Mass, momentum and energy all have the same unit. In different inertial systems, momentum and energy will vary but mass is invariant. Furthermore, energy is related to time and momentum is related to space. The situation is similar to time and space in flat spacetime and in fact, the same metric applies: $$E^2 - p^2 = m^2 \cdot \gamma^2 - m^2 \cdot \gamma^2 \cdot v^2 = m^2 \cdot \gamma^2 \cdot ( 1 - v^2 ) = m^2 \cdot \frac{\gamma^2}{\gamma^2} = m^2$$ Also: $$v = \frac{p}{E}$$ Relativistic energy and momentum form a vector.

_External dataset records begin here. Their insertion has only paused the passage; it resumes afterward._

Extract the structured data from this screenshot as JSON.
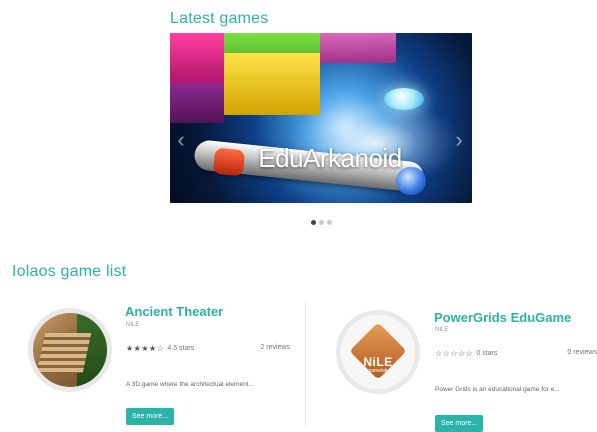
{
  "latest": {
    "heading": "Latest games",
    "slide_title": "EduArkanoid",
    "prev_glyph": "‹",
    "next_glyph": "›",
    "slide_count": 3,
    "active_slide": 1
  },
  "list": {
    "heading": "Iolaos game list",
    "cards": [
      {
        "title": "Ancient Theater",
        "author": "NILE",
        "stars_display": "★★★★☆",
        "rating_text": "4.5 stars",
        "reviews": "2 reviews",
        "description": "A 3D game where the architectual element...",
        "button": "See more..."
      },
      {
        "title": "PowerGrids EduGame",
        "author": "NILE",
        "stars_display": "☆☆☆☆☆",
        "rating_text": "0 stars",
        "reviews": "0 reviews",
        "description": "Power Grids is an educational game for e...",
        "button": "See more...",
        "logo_text": "NiLE",
        "logo_subtext": "gamelab"
      }
    ]
  },
  "colors": {
    "accent": "#2bb3a8",
    "dot_active": "#444444",
    "dot_inactive": "#c9c9c9"
  }
}
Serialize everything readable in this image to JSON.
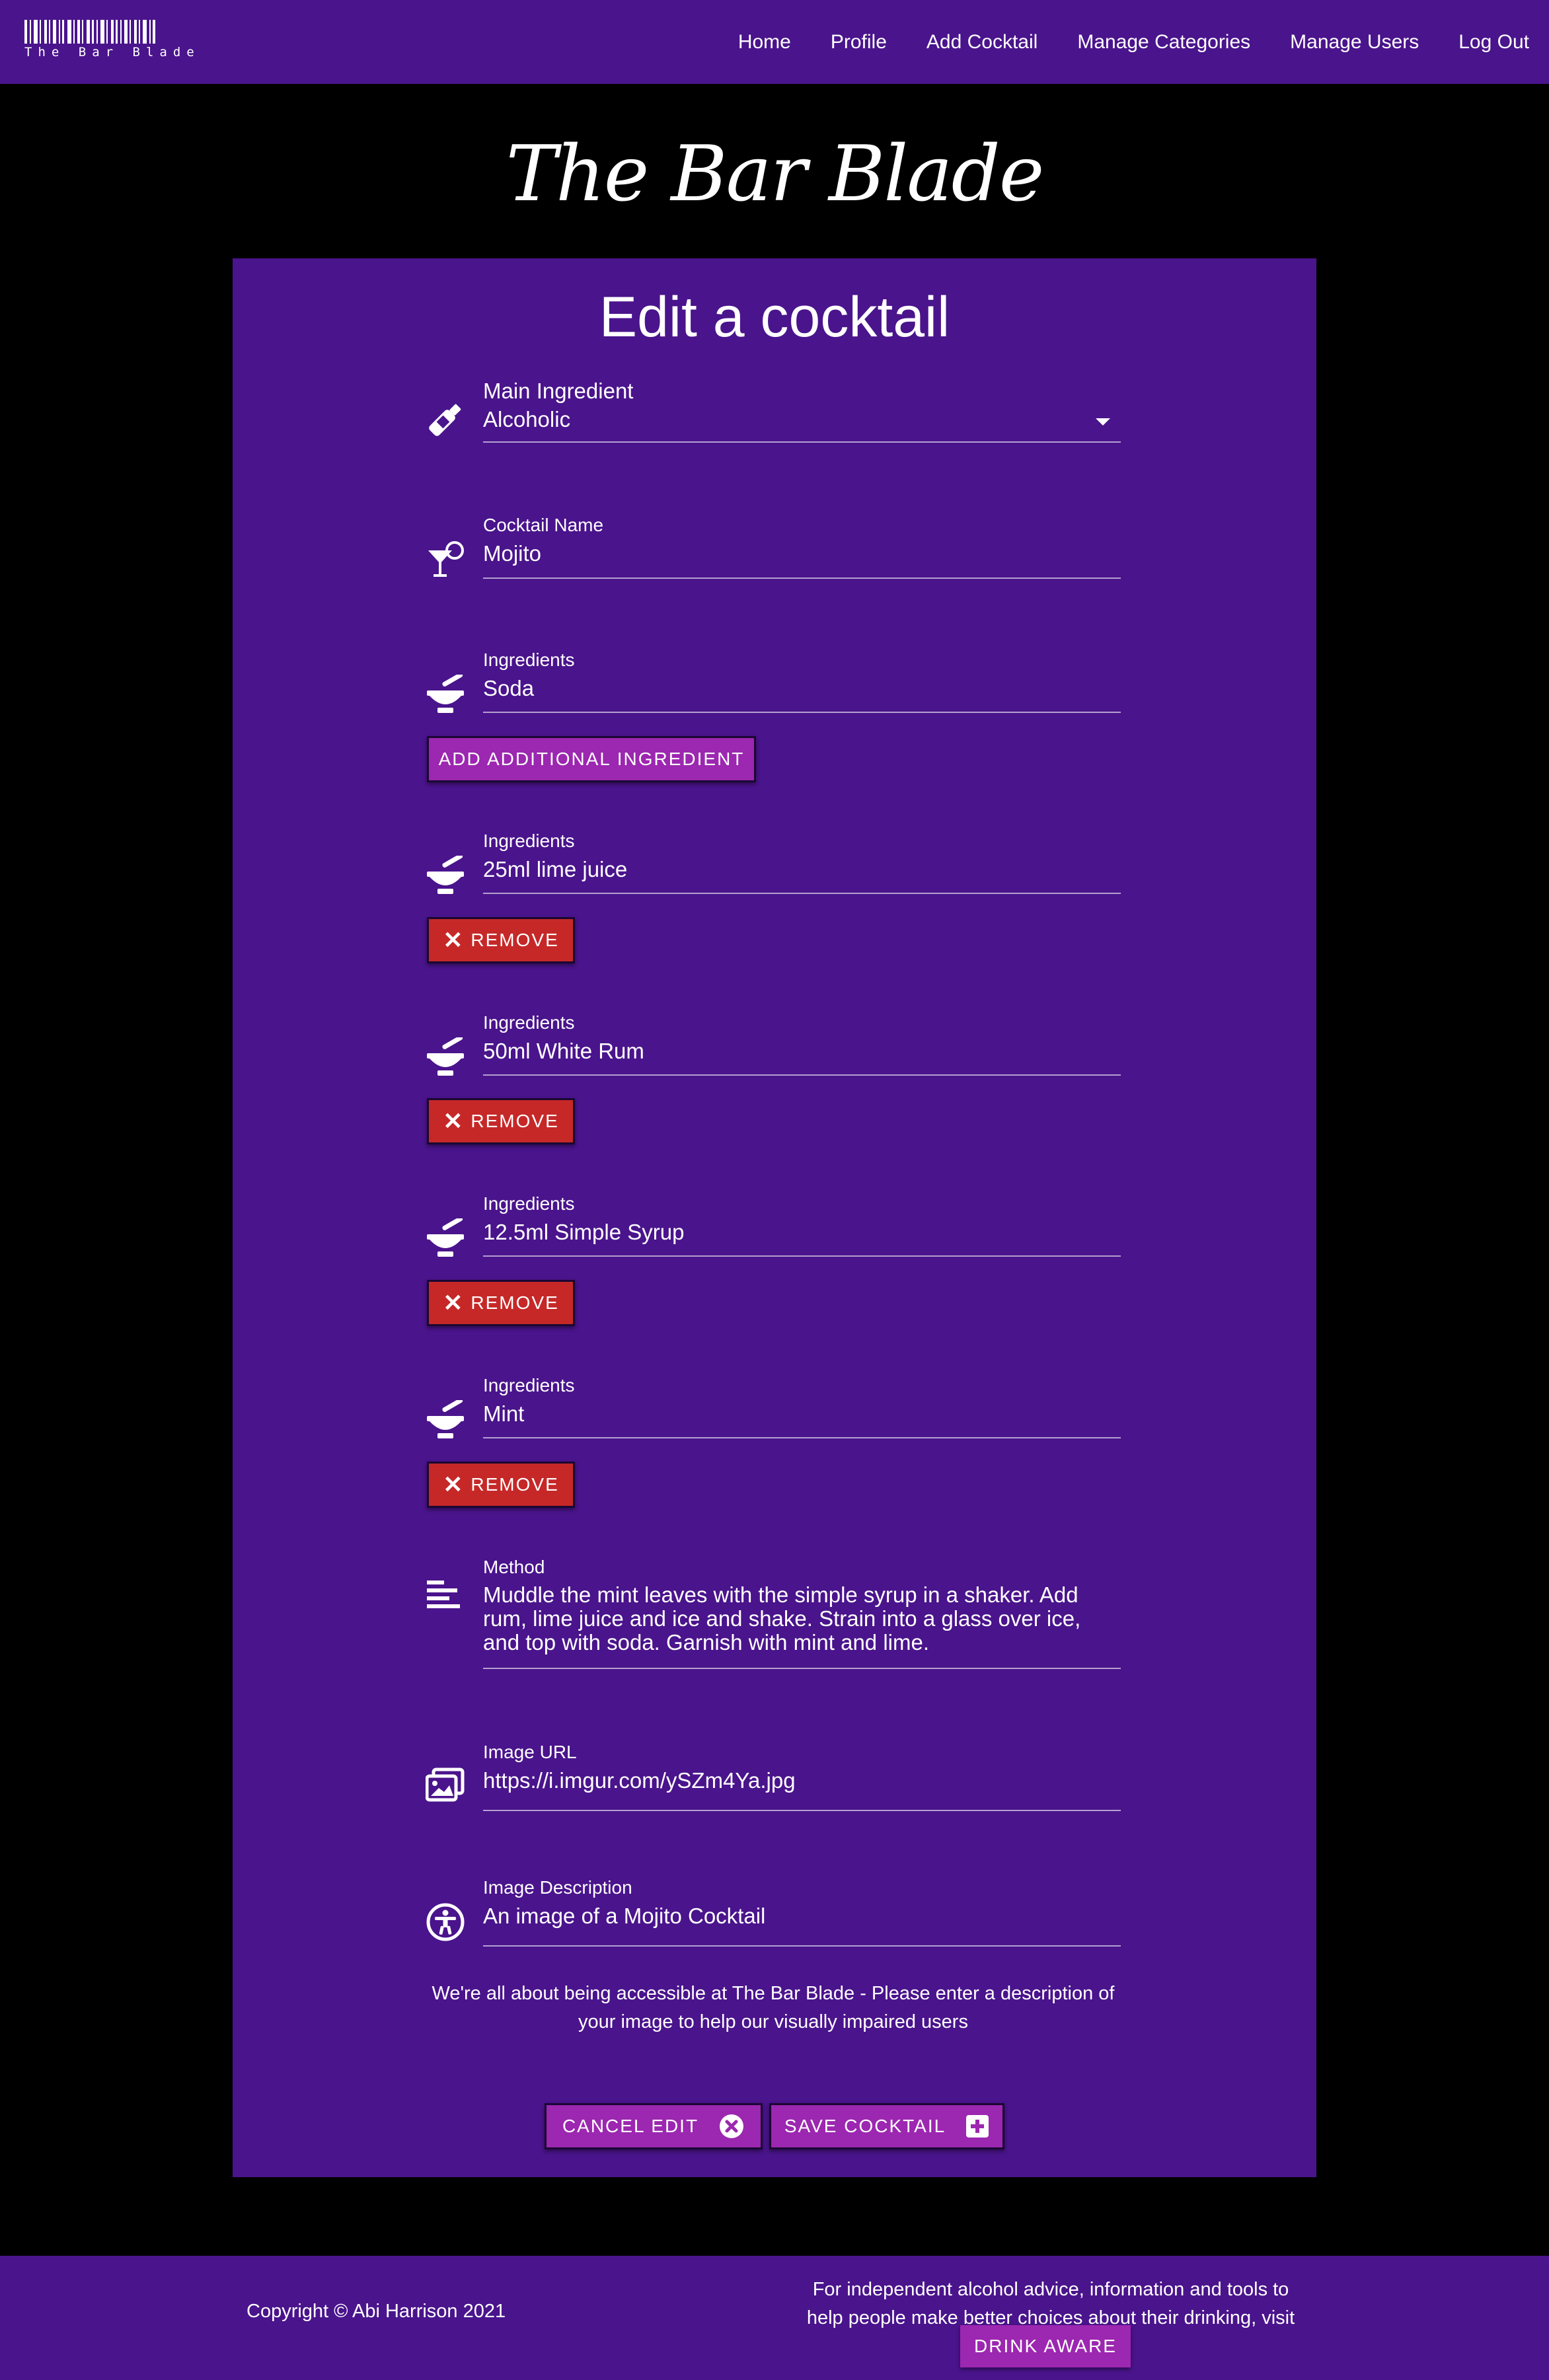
{
  "nav": {
    "logo_text": "The Bar Blade",
    "links": [
      "Home",
      "Profile",
      "Add Cocktail",
      "Manage Categories",
      "Manage Users",
      "Log Out"
    ]
  },
  "site_title": "The Bar Blade",
  "form": {
    "title": "Edit a cocktail",
    "main_ingredient": {
      "label": "Main Ingredient",
      "value": "Alcoholic"
    },
    "cocktail_name": {
      "label": "Cocktail Name",
      "value": "Mojito"
    },
    "first_ingredient": {
      "label": "Ingredients",
      "value": "Soda"
    },
    "add_ingredient_label": "ADD ADDITIONAL INGREDIENT",
    "ingredients": [
      {
        "label": "Ingredients",
        "value": "25ml lime juice",
        "remove_label": "REMOVE"
      },
      {
        "label": "Ingredients",
        "value": "50ml White Rum",
        "remove_label": "REMOVE"
      },
      {
        "label": "Ingredients",
        "value": "12.5ml Simple Syrup",
        "remove_label": "REMOVE"
      },
      {
        "label": "Ingredients",
        "value": "Mint",
        "remove_label": "REMOVE"
      }
    ],
    "method": {
      "label": "Method",
      "value": "Muddle the mint leaves with the simple syrup in a shaker. Add rum, lime juice and ice and shake. Strain into a glass over ice, and top with soda. Garnish with mint and lime."
    },
    "image_url": {
      "label": "Image URL",
      "value": "https://i.imgur.com/ySZm4Ya.jpg"
    },
    "image_description": {
      "label": "Image Description",
      "value": "An image of a Mojito Cocktail"
    },
    "accessibility_note": "We're all about being accessible at The Bar Blade - Please enter a description of your image to help our visually impaired users",
    "cancel_label": "CANCEL EDIT",
    "save_label": "SAVE COCKTAIL"
  },
  "footer": {
    "copyright": "Copyright © Abi Harrison 2021",
    "advice": "For independent alcohol advice, information and tools to help people make better choices about their drinking, visit",
    "drink_aware_label": "DRINK AWARE"
  },
  "colors": {
    "primary": "#4a148c",
    "button_purple": "#9c27b0",
    "button_red": "#c62828",
    "background": "#000000"
  }
}
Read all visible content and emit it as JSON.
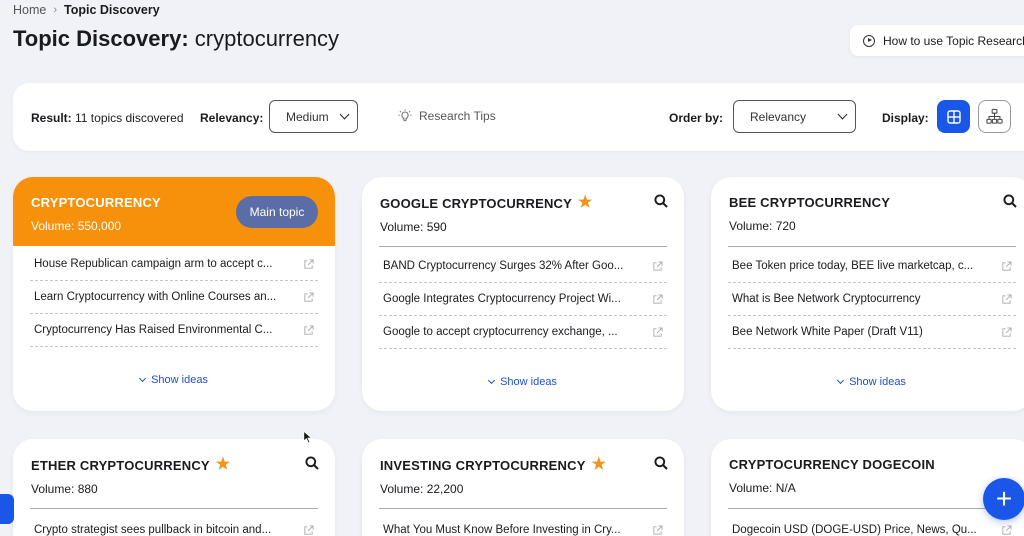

Its "time" component is the relativistic energy and its "space" components (1-3) are the relativistic momentum. The magnitude of the vector is the invariant mass. The direction of the vector is the spacetime direction of movement. Within an inertial system, both components of the vector are conserved quantities - so the vector as a whole is conserved. It is called momentum-energy (short: momenergy) or four-momentum. Like events, the momentum-energy vector moves along a hyperbola when the relative speed is changed:

Due to the euclidean nature of the drawing, the length of the vector does not correctly represent its magnitude $$m$$ for $$v \neq 0$$. The blue lines represent possible values for the momentum-energy of light ( $$E = p, m = 0$$ ).

### Momentum-energy of a system (the mass of heat)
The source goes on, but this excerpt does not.